Propagating Fritillaria

The bulbs are best left undisturbed for several years to fully establish. Therefore, it is better to buy new bulbs from a garden centre (or other retail outlet) rather than lift and increase from offsets, which can set back flowering.

The Snake's head fritillary (F. meleagris) is often sold fully grown in pots, which, although more expensive, can be the easiest way to get them established. Fritillaria will often self-seed if conditions are good.

Seed can be sown outdoors when ripe under the protection of a coldframe. However, they can take four to six years to flower.

Popular Varieties of Fritillaria

Fritillaria acmopetala is one of the easiest forms to grow. It has narrow grey-green leaves with pale green flowers, with maroon on the inner petals in mid spring. Height to 18in (45cm)

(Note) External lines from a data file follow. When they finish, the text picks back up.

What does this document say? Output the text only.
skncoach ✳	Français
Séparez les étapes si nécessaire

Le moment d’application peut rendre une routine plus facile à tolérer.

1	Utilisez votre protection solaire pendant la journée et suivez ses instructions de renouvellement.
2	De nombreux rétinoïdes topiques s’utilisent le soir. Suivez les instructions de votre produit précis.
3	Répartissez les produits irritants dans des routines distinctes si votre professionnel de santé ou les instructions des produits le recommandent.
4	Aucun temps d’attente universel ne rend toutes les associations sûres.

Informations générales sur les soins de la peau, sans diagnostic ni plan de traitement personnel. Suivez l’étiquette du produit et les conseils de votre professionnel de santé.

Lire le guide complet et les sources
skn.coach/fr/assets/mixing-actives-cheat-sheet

Fritillaria imperialis (crown imperial) the largest of the fritillaries, produces impressive clusters of large red, orange or yellow flowers, on tall thick stems in mid spring. Each flower cluster has a crowning tuft of leaves. Popular cultivars include 'Aurea-marginata' (orange-red flowers), 'Aurora' (orange-yellow flowers) and 'Rubra' (deep red). Height from 2 to 4ft (60cm-120cm), spread to 12in (30cm).

Fritillaria meleagris (snake's-head fritillary) has narrow lance-shaped leaves and bears delicate flowers resembling large drooping bells with purple chequering, in late spring. Height to 12in (30cm), spread to 3in (75cm). A white form ('Alba') with green or pink chequering is also available.

Fritillaria michailovskyi is a particularly attractive miniature form, with maroon-purple nodding bell-shaped flowers that are tipped with golden yellow, in early to mid spring. Ideal for a cool shady position in the rock garden. Height to 8in (20cm).

Fritillaria persica produces tall stems topped with terminal racemes (loose spikes) of small maroon to red or greenish-purple bells, in late spring. Height to 3ft (90cm), spread to 8in (200cm). The popular cultivar 'Adiyaman' has deep, plum-purple flowers and grey-green leaves.

Fritillaria pontica a fairly insignificant form that grows reliably well in UK gardens. It produces single lemon green flowers, suffused with brownish purple, in spring and early summer. Once established it self seeds readily. Height to 9in (22cm).